Sprawdzimy czy będziemy mieć możliwość przetestowania rozwiązań od Sharp.
Panie Tomaszu, wracając na chwilkę do TV 55 cali, do sypialni tv internetowa i netflix: qn85a czy q80a? Najbardziej zależy na czerniach. Pokój jasny w dzień więc OLED odpada. Co by Pan wybrał?
NeoQled 85a pod kątem w sklepie robi się bardziej szary niż Q80a.
Czy X90j jest jakąś alternatywą? W kilku sklepach oglądałem i był gorszy niż słabsze teoretycznie samsungi (q70/60).
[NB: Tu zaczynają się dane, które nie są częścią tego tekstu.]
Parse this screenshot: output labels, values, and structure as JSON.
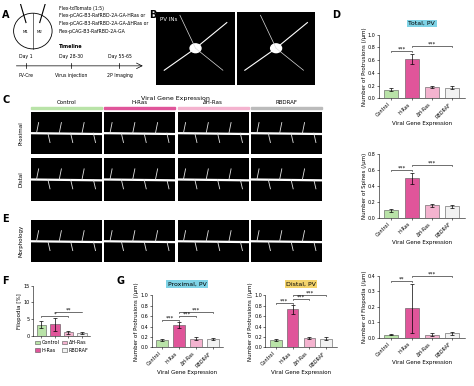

Testy tych trzech serii w wersji 55 cali znajdziesz w naszych recenzjach. Model 55QN85A ma matrycę ADS, pozostałe dwa to VA, to co zauważyłeś w sklepie jest charakterystyką tych matryc. Alternatywą może być seria X95J z powłoką poprawiającą jakość kolorów pod kątem, jednak z tej serii przetestowaliśmy jedynie większy model: https://geex.x-kom.pl/recenzje/test-i-recenzja-telewizora-sony-65x95j/
Pamiętaj, że w sklepie telewizory są na domyślnych ustawieniach i w trybie sklepowym. Do tego w sklepie jest mnóstwo różnego oświetlenia, które nieco komplikuje właściwą ocenę obrazu i jeszcze dochodzi fakt jakiej jakości materiał jest odtwarzany na danym tv. Ogólnie takie porównywanie w sklepie nie pomaga za bardzo wbrew pozorom. Chyba, że sprzedawca zgodziłby się podać pilota abyśmy mogli każdy interesujący nas tv ustawić (np. profil) i puścić własny materiał (np. z pendrive).
p.Tomaszu, od kilku mcy jestem posiadaczem modelu 50QN61A (za 5.500 zł)i do tej pory nie spotkałem się nigdzie z jego recenzją ,
nie wiem więc jak się prezentuje w porównaniu z modelami 55 i 65 cali – jest lepszy, czy gorszy,
czy to był dobry zakup? Mógłby Pan szepnąć choć słówko na jego temat, będę b. wdzięczny.
Na marginesie – kalibracja „fachowca” doprowadziła do nijakości obrazu: rozjaśnienio- zamglenia, utraty kontrastu itp. , a doprowadzenie do lepszego stanu kosztowało mnie mnóstwo pracy,
zadowolony jestem średnio.
Aktualnie trudno nam znaleźć informacje o tej serii, czy to na pewno jego właściwa nazwa?
Niestety kalibracja nie przypadnie do gustu każdemu, ma ona na celu zbliżenie obrazu do referencyjnego obrazu i zamierzeń reżysera, często z dużo mniejszym kontrastem niż przy fabrycznych ustawieniach telewizora. Przed kalibracją warto sprawdzić wrażenia z oglądania w trybie kinowym, który powinien być najbardziej wierny oryginałowi bez dodatkowej kalibracji.
Dzień dobry Panie Tomaszu,
Czy testowany TV posiada VRR i ALLM? Nie wspomniał Pan w opisie, również nie ma tego w opisie na stronie xkomu.
Ten model wspiera VRR i automatyczne włączanie trybu gry, możesz go znaleźć w ustawieniach trybów wideo.